‘They had dreams’: Brothers’ bodies recovered from Lake Howard

Andrew and Alexander Tennyson were reported missing Jan. 29. They were found Thursday. They were 21 and 19.

A poster created shortly after brothers Andrew Tennyson, 21, and Alexander Tennyson, 19, went missing at Lake Howard near Stanwood in January.

A poster created shortly after brothers Andrew Tennyson, 21, and Alexander Tennyson, 19, went missing at Lake Howard near Stanwood in January.

STANWOOD — Bodies believed to be those of two missing Kitsap County brothers were recovered Thursday morning in Lake Howard.

Family and friends identified the deceased as Andrew Tennyson, 21, and Alexander Tennyson, 19. They had gone canoeing around 12:30 a.m. on Jan. 29, on the lake south of Stanwood, according to the Snohomish County Sheriff’s Office.
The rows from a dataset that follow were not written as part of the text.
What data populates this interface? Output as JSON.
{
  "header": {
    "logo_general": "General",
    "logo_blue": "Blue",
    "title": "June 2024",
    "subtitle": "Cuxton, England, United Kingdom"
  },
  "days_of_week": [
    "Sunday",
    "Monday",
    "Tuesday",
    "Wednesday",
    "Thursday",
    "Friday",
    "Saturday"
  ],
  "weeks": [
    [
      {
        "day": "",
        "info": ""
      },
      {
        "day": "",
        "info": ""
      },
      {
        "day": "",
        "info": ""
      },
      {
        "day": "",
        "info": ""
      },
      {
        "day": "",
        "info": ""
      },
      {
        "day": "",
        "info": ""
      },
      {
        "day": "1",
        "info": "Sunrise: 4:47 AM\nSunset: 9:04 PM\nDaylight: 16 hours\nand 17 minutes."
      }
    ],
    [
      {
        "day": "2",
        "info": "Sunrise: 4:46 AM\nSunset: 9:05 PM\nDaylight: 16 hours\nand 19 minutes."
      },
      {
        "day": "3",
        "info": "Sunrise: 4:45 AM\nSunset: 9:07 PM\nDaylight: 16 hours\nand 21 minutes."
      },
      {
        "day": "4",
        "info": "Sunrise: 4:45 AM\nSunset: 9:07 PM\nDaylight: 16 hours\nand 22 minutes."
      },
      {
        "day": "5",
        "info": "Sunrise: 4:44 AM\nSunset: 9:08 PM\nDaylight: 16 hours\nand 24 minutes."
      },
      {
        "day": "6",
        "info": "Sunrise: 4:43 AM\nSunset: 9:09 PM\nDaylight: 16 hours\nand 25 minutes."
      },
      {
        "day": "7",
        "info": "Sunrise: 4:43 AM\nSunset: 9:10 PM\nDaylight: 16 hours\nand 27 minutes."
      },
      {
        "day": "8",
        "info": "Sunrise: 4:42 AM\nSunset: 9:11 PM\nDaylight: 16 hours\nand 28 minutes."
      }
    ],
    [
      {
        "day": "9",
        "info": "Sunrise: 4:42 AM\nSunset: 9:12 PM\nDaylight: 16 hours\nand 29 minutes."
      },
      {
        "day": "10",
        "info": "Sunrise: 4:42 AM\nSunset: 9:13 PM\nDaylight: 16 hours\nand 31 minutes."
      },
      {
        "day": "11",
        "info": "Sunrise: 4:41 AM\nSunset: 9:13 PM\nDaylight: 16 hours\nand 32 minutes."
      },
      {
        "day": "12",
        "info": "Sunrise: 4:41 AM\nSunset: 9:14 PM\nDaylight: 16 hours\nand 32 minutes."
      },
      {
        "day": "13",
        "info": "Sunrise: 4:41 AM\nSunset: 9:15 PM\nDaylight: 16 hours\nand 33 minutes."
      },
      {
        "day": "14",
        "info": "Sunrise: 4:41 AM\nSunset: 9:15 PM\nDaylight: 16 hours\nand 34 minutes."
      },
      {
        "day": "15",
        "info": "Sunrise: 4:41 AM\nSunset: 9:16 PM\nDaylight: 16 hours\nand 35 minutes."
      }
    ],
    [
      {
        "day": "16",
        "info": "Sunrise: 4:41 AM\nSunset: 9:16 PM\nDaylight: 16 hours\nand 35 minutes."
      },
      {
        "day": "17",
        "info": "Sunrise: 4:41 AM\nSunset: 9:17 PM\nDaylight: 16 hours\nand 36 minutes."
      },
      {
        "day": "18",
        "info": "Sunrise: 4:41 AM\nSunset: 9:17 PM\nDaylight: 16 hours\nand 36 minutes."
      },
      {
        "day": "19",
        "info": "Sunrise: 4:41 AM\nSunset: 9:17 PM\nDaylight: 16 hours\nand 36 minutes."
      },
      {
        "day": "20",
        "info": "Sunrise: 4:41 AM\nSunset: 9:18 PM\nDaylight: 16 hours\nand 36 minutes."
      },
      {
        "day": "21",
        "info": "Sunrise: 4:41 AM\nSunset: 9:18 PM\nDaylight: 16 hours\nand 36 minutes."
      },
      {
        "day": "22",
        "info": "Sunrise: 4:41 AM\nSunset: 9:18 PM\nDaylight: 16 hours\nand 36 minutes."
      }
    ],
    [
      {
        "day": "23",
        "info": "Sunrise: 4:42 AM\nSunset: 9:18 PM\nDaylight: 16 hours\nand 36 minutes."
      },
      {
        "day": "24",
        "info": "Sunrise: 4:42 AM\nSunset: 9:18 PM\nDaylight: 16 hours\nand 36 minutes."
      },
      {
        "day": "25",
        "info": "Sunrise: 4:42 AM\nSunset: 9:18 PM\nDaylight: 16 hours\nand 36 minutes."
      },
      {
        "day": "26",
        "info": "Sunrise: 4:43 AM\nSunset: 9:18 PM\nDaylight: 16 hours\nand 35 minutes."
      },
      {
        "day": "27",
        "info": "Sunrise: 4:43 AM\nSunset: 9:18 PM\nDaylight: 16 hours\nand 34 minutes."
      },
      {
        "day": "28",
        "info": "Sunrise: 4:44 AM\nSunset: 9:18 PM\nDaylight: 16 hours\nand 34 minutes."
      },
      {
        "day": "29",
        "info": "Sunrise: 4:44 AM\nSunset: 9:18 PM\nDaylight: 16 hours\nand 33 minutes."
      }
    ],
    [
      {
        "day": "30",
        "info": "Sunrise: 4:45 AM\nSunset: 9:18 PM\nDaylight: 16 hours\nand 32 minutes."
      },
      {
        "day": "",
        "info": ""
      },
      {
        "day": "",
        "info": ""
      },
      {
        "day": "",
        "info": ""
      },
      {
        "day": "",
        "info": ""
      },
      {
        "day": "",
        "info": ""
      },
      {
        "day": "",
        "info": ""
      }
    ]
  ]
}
Witnesses reported they weren’t wearing life jackets. No one reported seeing them in distress or going underwater.

Search and rescue personnel and others responded around 3 a.m. that morning. They found the canoe that day, but rescuers couldn’t locate the two young men. The sheriff’s office dive team and marine unit, with help from the U.S. Coast Guard, searched the lake for nine days but couldn’t find them.

Their bodies were eventually recovered from Lake Howard on Thursday, almost a month later.

Andrew and Alexander Tennyson’s aunt described them as funny, energetic and sweet.

The Tennyson brothers were from Port Orchard. The South Kitsap High School graduates recently moved into an apartment together in Pierce County, where they lived with their three cats.

Andy wanted to be a professor and loved to tell “stupid jokes.”

“They were young and they had dreams,” the aunt, Shannon Perez-Tennyson, told The Daily Herald on Friday.

They had moved as children with their family to Kitsap County from Oregon, Perez-Tennyson said. She said the losses were “like a bomb went off in our family.”

But while the family is devastated, Perez-Tennyson said, they are thankful for the closure. She knows it could have taken a lot longer for their bodies to be found. Now they can plan memorial services.

An online fundraiser for funeral expenses had raised over $6,000, as of Friday. The fundraiser’s organizer wrote that the Tennyson brothers were celebrating a friend’s birthday when the canoe capsized.

“They were loved,” Perez-Tennyson said. “They were wanted. Our family is very, very sad. It’s a huge chunk taken out.”

The Snohomish County Medical Examiner’s Office will confirm their identities as well as determine their cause and manner of death. The sheriff’s office identified the victims as 19- and 21-year-old brothers.